Sie neigen dazu, wie Anarchisten zu denken und von ihrer Selbstverwaltung als einem Prinzip der politischen Ökonomie zu sprechen.

Sie sind sich sehr klar darüber, dass sie eine herkömmliche hierarchische Partei nicht durch eine andere ersetzen möchten. Sie lehnen es ab, Führer heranzuziehen und vorzuzeigen. Ein Aktivist erzählte mir sogar, dass Entscheidungen aufgrund von allgemeiner Einigkeit quälend langsam getroffen werden und von wenigen blockiert werden können, die die Mehrheit als Geiseln halten können.

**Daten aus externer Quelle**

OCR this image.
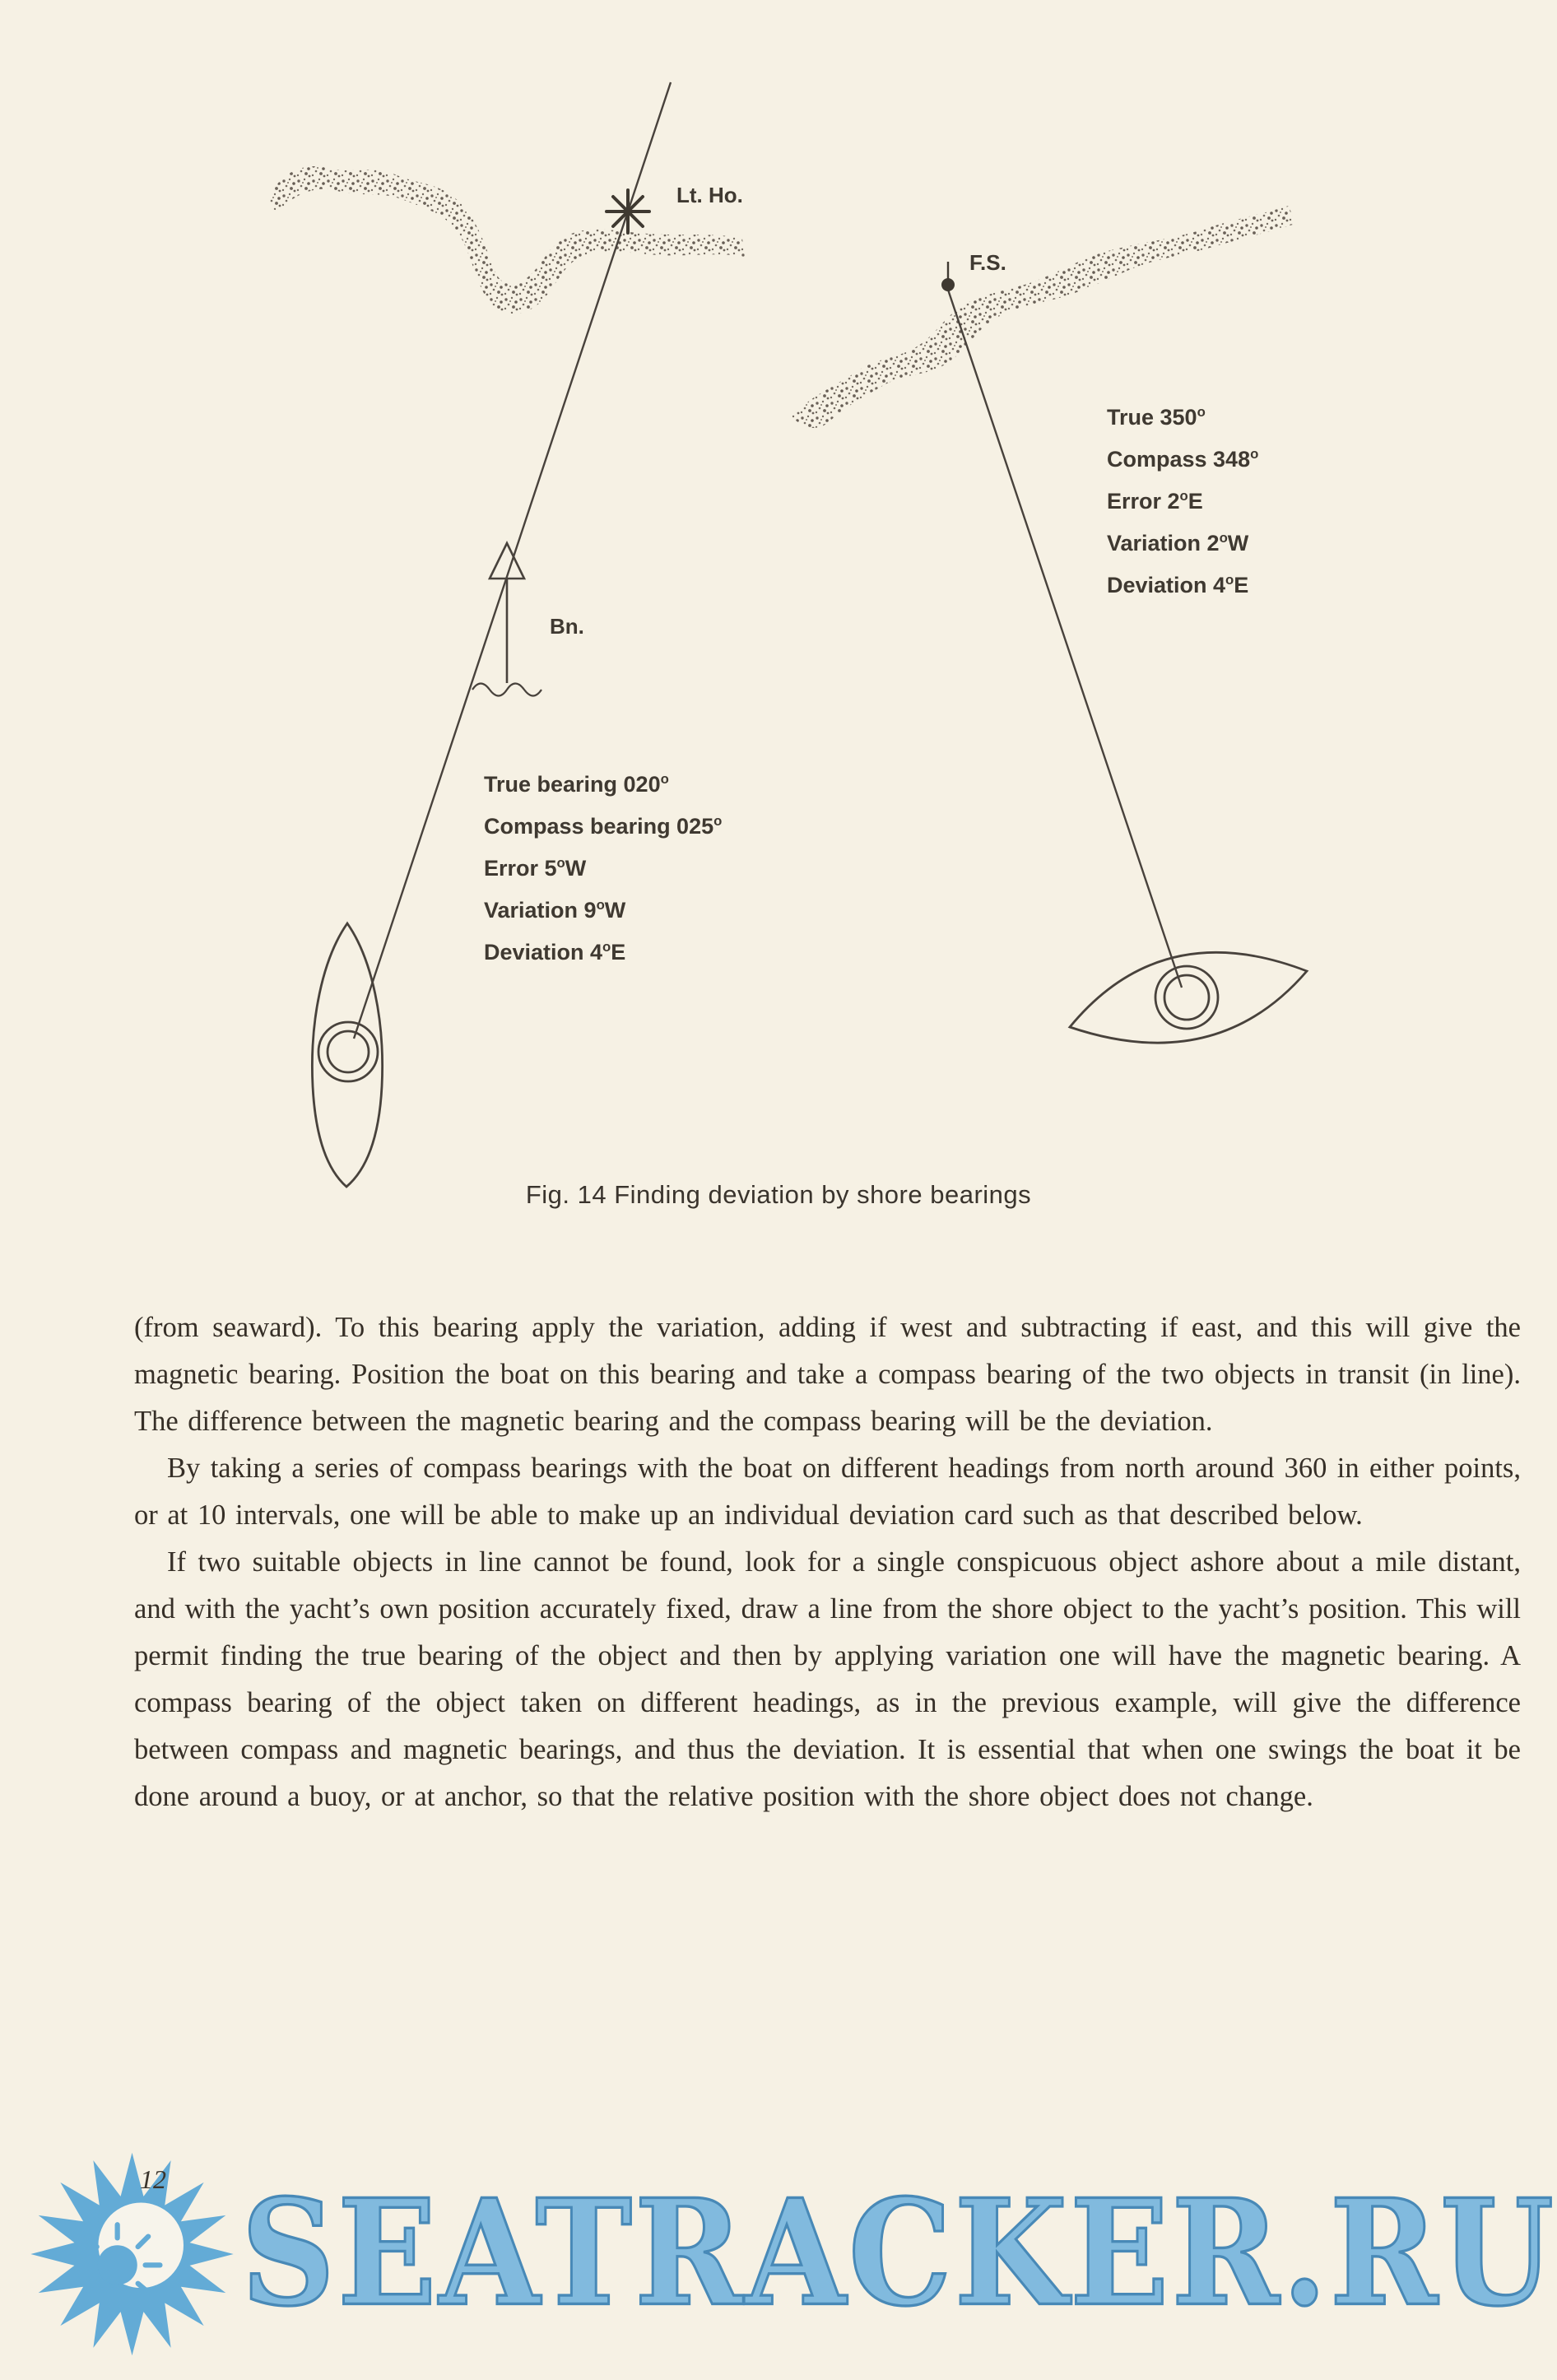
Lt. Ho.
F.S.
Bn.
True bearing 020$^o$
Compass bearing 025$^o$
Error 5$^o$W
Variation 9$^o$W
Deviation 4$^o$E
True 350$^o$
Compass 348$^o$
Error 2$^o$E
Variation 2$^o$W
Deviation 4$^o$E
Fig. 14 Finding deviation by shore bearings

(from seaward). To this bearing apply the variation, adding if west and subtracting if east, and this will give the magnetic bearing. Position the boat on this bearing and take a compass bearing of the two objects in transit (in line). The difference between the magnetic bearing and the compass bearing will be the deviation.

By taking a series of compass bearings with the boat on different headings from north around 360 in either points, or at 10 intervals, one will be able to make up an individual deviation card such as that described below.

If two suitable objects in line cannot be found, look for a single conspicuous object ashore about a mile distant, and with the yacht’s own position accurately fixed, draw a line from the shore object to the yacht’s position. This will permit finding the true bearing of the object and then by applying variation one will have the magnetic bearing. A compass bearing of the object taken on different headings, as in the previous example, will give the difference between compass and magnetic bearings, and thus the deviation. It is essential that when one swings the boat it be done around a buoy, or at anchor, so that the relative position with the shore object does not change.

12 SEATRACKER.RU
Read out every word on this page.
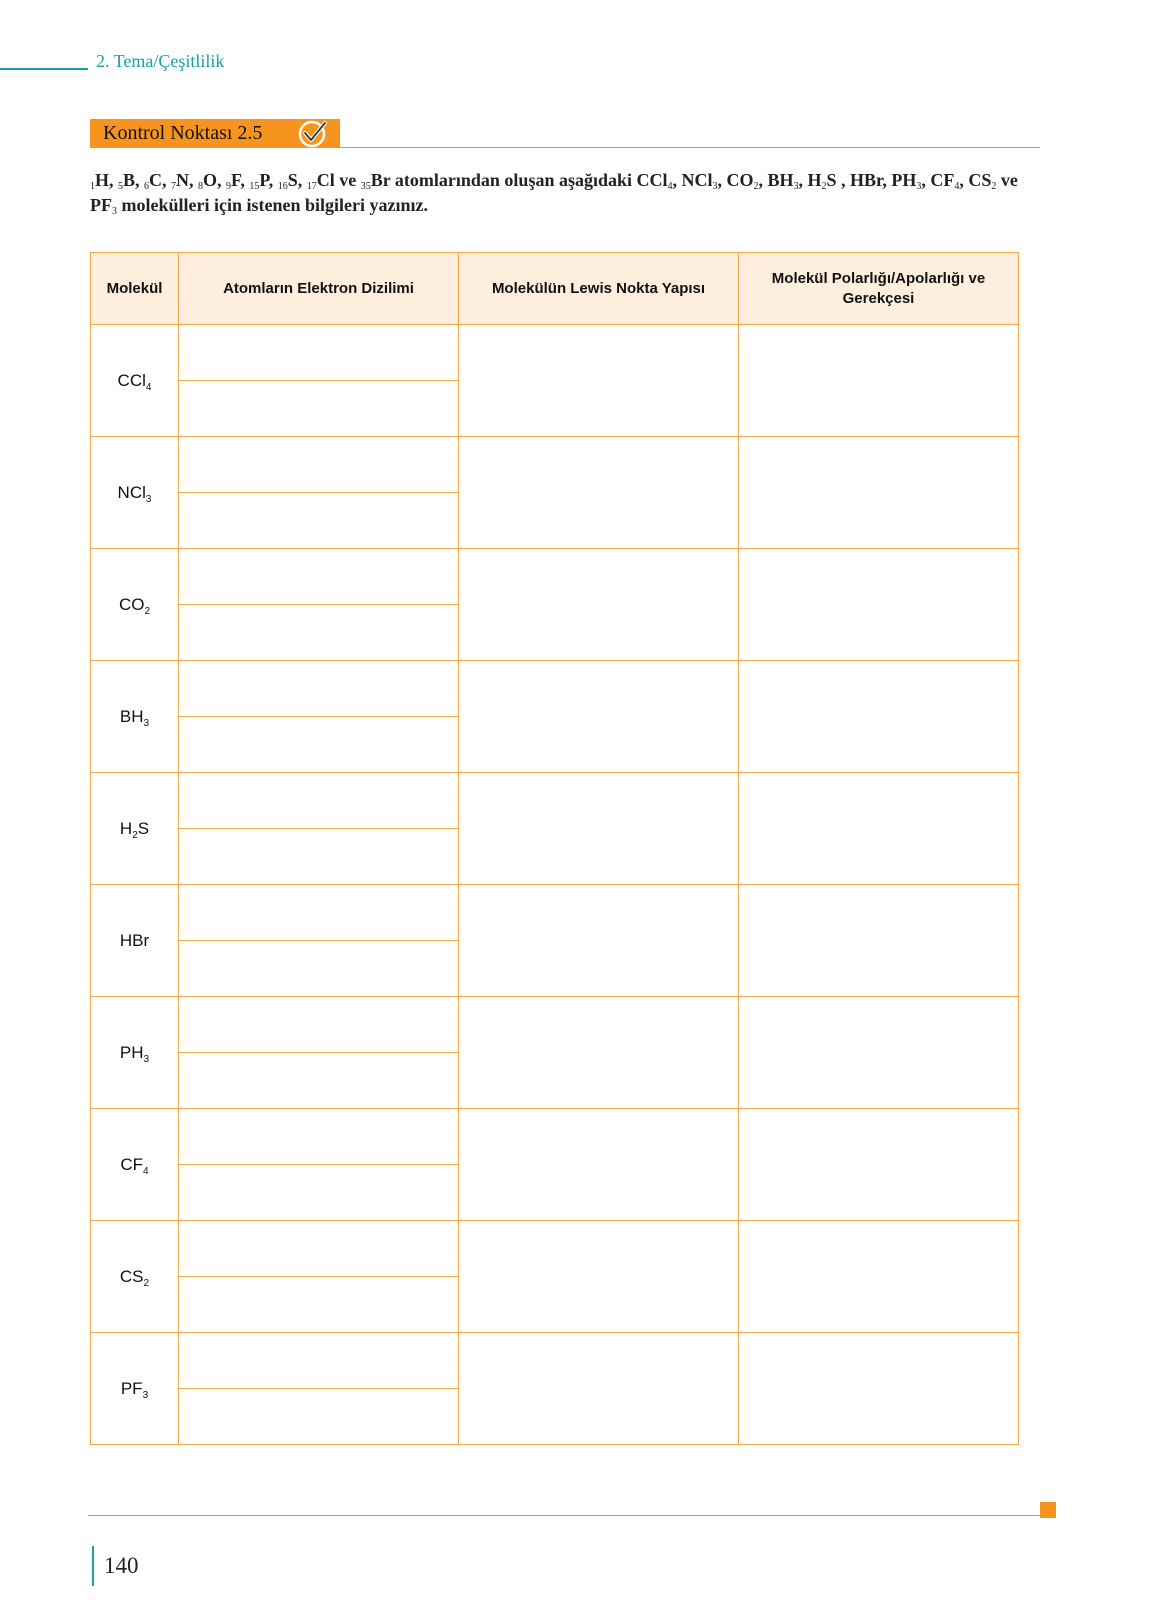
2. Tema/Çeşitlilik
Kontrol Noktası 2.5
$_1$H, $_5$B, $_6$C, $_7$N, $_8$O, $_9$F, $_{15}$P, $_{16}$S, $_{17}$Cl ve $_{35}$Br atomlarından oluşan aşağıdaki CCl$_4$, NCl$_3$, $CO_2$, $BH_3$, $H_2S$ , HBr, $PH_3$, $CF_4$, $CS_2$ ve $PF_3$ molekülleri için istenen bilgileri yazınız.
Molekül	Atomların Elektron Dizilimi	Molekülün Lewis Nokta Yapısı	Molekül Polarlığı/Apolarlığı ve Gerekçesi
CCl$_4$			

NCl$_3$			

$CO_2$			

$BH_3$			

$H_2S$			

HBr			

$PH_3$			

$CF_4$			

$CS_2$			

$PF_3$			

140
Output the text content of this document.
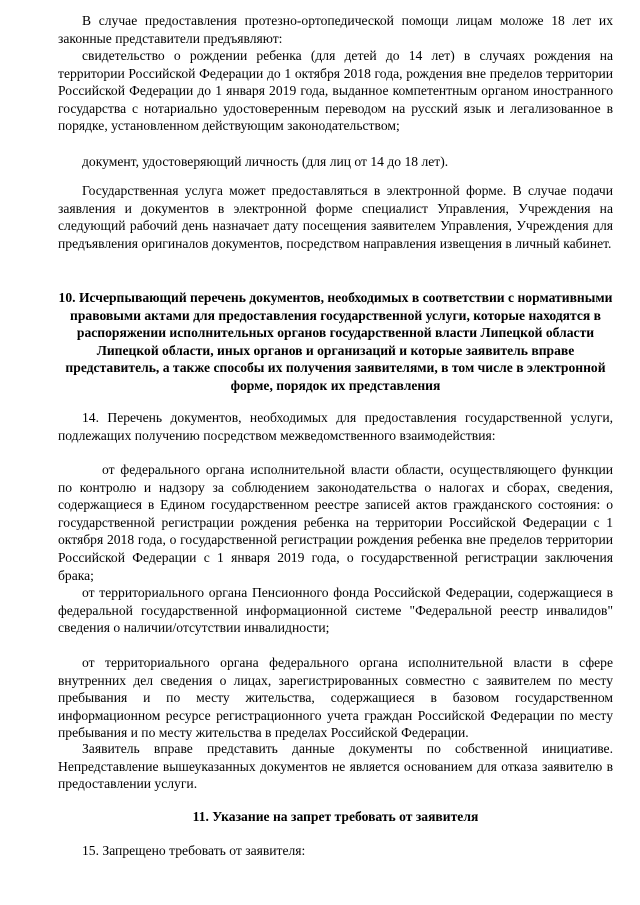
В случае предоставления протезно-ортопедической помощи лицам моложе 18 лет их законные представители предъявляют:

свидетельство о рождении ребенка (для детей до 14 лет) в случаях рождения на территории Российской Федерации до 1 октября 2018 года, рождения вне пределов территории Российской Федерации до 1 января 2019 года, выданное компетентным органом иностранного государства с нотариально удостоверенным переводом на русский язык и легализованное в порядке, установленном действующим законодательством;

документ, удостоверяющий личность (для лиц от 14 до 18 лет).

Государственная услуга может предоставляться в электронной форме. В случае подачи заявления и документов в электронной форме специалист Управления, Учреждения на следующий рабочий день назначает дату посещения заявителем Управления, Учреждения для предъявления оригиналов документов, посредством направления извещения в личный кабинет.

10. Исчерпывающий перечень документов, необходимых в соответствии с нормативными правовыми актами для предоставления государственной услуги, которые находятся в распоряжении исполнительных органов государственной власти Липецкой области Липецкой области, иных органов и организаций и которые заявитель вправе представитель, а также способы их получения заявителями, в том числе в электронной форме, порядок их представления

14. Перечень документов, необходимых для предоставления государственной услуги, подлежащих получению посредством межведомственного взаимодействия:

от федерального органа исполнительной власти области, осуществляющего функции по контролю и надзору за соблюдением законодательства о налогах и сборах, сведения, содержащиеся в Едином государственном реестре записей актов гражданского состояния: о государственной регистрации рождения ребенка на территории Российской Федерации с 1 октября 2018 года, о государственной регистрации рождения ребенка вне пределов территории Российской Федерации с 1 января 2019 года, о государственной регистрации заключения брака;

от территориального органа Пенсионного фонда Российской Федерации, содержащиеся в федеральной государственной информационной системе "Федеральной реестр инвалидов" сведения о наличии/отсутствии инвалидности;

от территориального органа федерального органа исполнительной власти в сфере внутренних дел сведения о лицах, зарегистрированных совместно с заявителем по месту пребывания и по месту жительства, содержащиеся в базовом государственном информационном ресурсе регистрационного учета граждан Российской Федерации по месту пребывания и по месту жительства в пределах Российской Федерации.

Заявитель вправе представить данные документы по собственной инициативе. Непредставление вышеуказанных документов не является основанием для отказа заявителю в предоставлении услуги.

11. Указание на запрет требовать от заявителя

15. Запрещено требовать от заявителя:
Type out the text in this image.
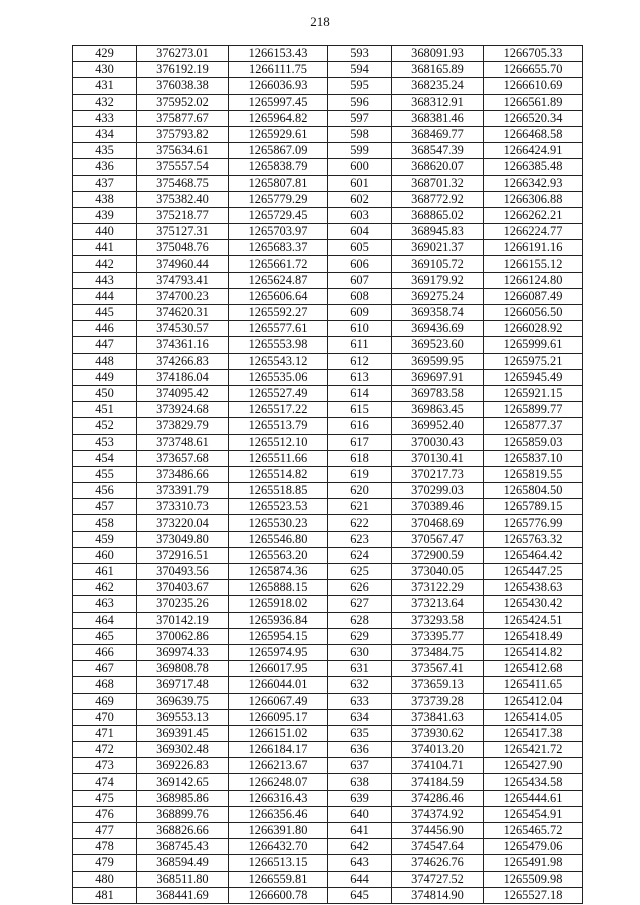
218
429	376273.01	1266153.43	593	368091.93	1266705.33
430	376192.19	1266111.75	594	368165.89	1266655.70
431	376038.38	1266036.93	595	368235.24	1266610.69
432	375952.02	1265997.45	596	368312.91	1266561.89
433	375877.67	1265964.82	597	368381.46	1266520.34
434	375793.82	1265929.61	598	368469.77	1266468.58
435	375634.61	1265867.09	599	368547.39	1266424.91
436	375557.54	1265838.79	600	368620.07	1266385.48
437	375468.75	1265807.81	601	368701.32	1266342.93
438	375382.40	1265779.29	602	368772.92	1266306.88
439	375218.77	1265729.45	603	368865.02	1266262.21
440	375127.31	1265703.97	604	368945.83	1266224.77
441	375048.76	1265683.37	605	369021.37	1266191.16
442	374960.44	1265661.72	606	369105.72	1266155.12
443	374793.41	1265624.87	607	369179.92	1266124.80
444	374700.23	1265606.64	608	369275.24	1266087.49
445	374620.31	1265592.27	609	369358.74	1266056.50
446	374530.57	1265577.61	610	369436.69	1266028.92
447	374361.16	1265553.98	611	369523.60	1265999.61
448	374266.83	1265543.12	612	369599.95	1265975.21
449	374186.04	1265535.06	613	369697.91	1265945.49
450	374095.42	1265527.49	614	369783.58	1265921.15
451	373924.68	1265517.22	615	369863.45	1265899.77
452	373829.79	1265513.79	616	369952.40	1265877.37
453	373748.61	1265512.10	617	370030.43	1265859.03
454	373657.68	1265511.66	618	370130.41	1265837.10
455	373486.66	1265514.82	619	370217.73	1265819.55
456	373391.79	1265518.85	620	370299.03	1265804.50
457	373310.73	1265523.53	621	370389.46	1265789.15
458	373220.04	1265530.23	622	370468.69	1265776.99
459	373049.80	1265546.80	623	370567.47	1265763.32
460	372916.51	1265563.20	624	372900.59	1265464.42
461	370493.56	1265874.36	625	373040.05	1265447.25
462	370403.67	1265888.15	626	373122.29	1265438.63
463	370235.26	1265918.02	627	373213.64	1265430.42
464	370142.19	1265936.84	628	373293.58	1265424.51
465	370062.86	1265954.15	629	373395.77	1265418.49
466	369974.33	1265974.95	630	373484.75	1265414.82
467	369808.78	1266017.95	631	373567.41	1265412.68
468	369717.48	1266044.01	632	373659.13	1265411.65
469	369639.75	1266067.49	633	373739.28	1265412.04
470	369553.13	1266095.17	634	373841.63	1265414.05
471	369391.45	1266151.02	635	373930.62	1265417.38
472	369302.48	1266184.17	636	374013.20	1265421.72
473	369226.83	1266213.67	637	374104.71	1265427.90
474	369142.65	1266248.07	638	374184.59	1265434.58
475	368985.86	1266316.43	639	374286.46	1265444.61
476	368899.76	1266356.46	640	374374.92	1265454.91
477	368826.66	1266391.80	641	374456.90	1265465.72
478	368745.43	1266432.70	642	374547.64	1265479.06
479	368594.49	1266513.15	643	374626.76	1265491.98
480	368511.80	1266559.81	644	374727.52	1265509.98
481	368441.69	1266600.78	645	374814.90	1265527.18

Liam erzählte mir: „Es gab Leute, die uns dafür lobten, dass wir aufstanden. Wir sagen ihnen, sie sollten nicht zu sehr an uns glauben, sondern sich mehr am Veränderungsprozess beteiligen. Wir können es nicht für sie tun.“

Die ganze lokale Presse schreibt über die Bewegung und scheint bereit, sie zum Scheitern zu erklären. Gleichzeitig berichtet sie über den freien Fall der spanischen Wirtschaft. Die Zeitung Diagonal schreibt über jede ihrer Aktivitäten, während sich Aktivisten in sozialen Medien und Blogs auf lokalen Webseiten zu Wort melden.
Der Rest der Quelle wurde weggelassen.